Margaret Thatcher looked back on the Conservative Party victory in 1979, sweeping her into the prime minister’s office, and explained that she arrived with “one deliberate intent”: “To change Britain from a dependent to a self-reliant society, from a give-it-to-me to a do-it-yourself nation.” By that measure, she delivered a success story during her tenure of 11 years. A country in retreat, its economy stagnant, battered by high inflation and excessive government intervention, gained new shape, energy and momentum.
The change did not come easily. “Thatcherism” brought sharp spending cuts, an end to subsidies for industries and a tight grip on the money supply. A global recession added to the misery, businesses closing, unemployment soaring, protesters taking to the streets. Conservative colleagues advised a partial retreat. Thatcher held firm, famously noting, in that arch and certain way: “Turn if you like. The lady’s not for turning.”
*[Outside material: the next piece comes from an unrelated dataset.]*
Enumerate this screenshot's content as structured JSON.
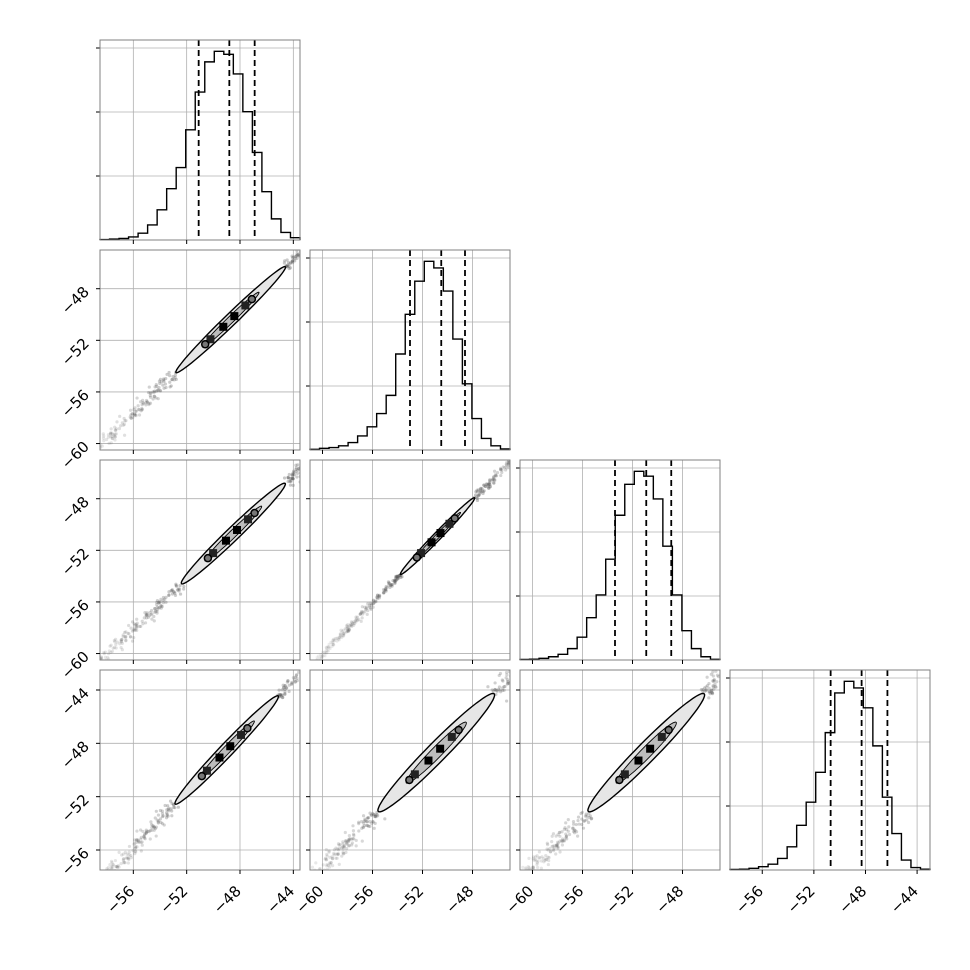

You do not have to agree with every step that Thatcher took, or the extent to which she pushed, to admire in the wake of her death at age 87 on Monday her steadfastness and her understanding that the rigid thinking of unions and nationalizing industries had been ruinous. In that way, she found an ally in Ronald Reagan, fanning the ideas of entrepreneurial agility, a private sector less burdened by its public counterpart.
A measure of her influence came in the makeover of the Labor Party. Again, like Reagan, she all but required the opposition to adapt, Labor (and the Democratic Party here) actually benefiting as it moved toward the middle.
The president and the prime minister celebrated economic freedom and individual liberty, and rarely so emphatically as when they aimed their words at the Soviet Union. The fall of the Soviet empire was due to developments there more than anything else. Yet Thatcher and Reagan played a part. In addition, Thatcher used the platform to return Britain to a more influential international role. It mattered when she said: “I like Mr. [Mikhail] Gorbachev. We can do business together.”
“I am not a consensus politician. I am a conviction politician,” Thatcher would say. Britain needed a leader who would press in a new direction, her determination apparent in taking the fight to Argentina over the Falklands, or Malvinas, Islands. Yet just as her predecessors became vulnerable through misjudgments, so did she.
By her third term, she had lost patience with contrary views within her camp, insisting on her way as she sought to remake education and health care, or expressed disdain for the necessary and inevitable, greater integration with Europe. She did not adapt, Conservatives unceremoniously ousting the first woman to serve a prime minister. Then again, Margaret Thatcher already had changed Britain, her “one deliberate intent.”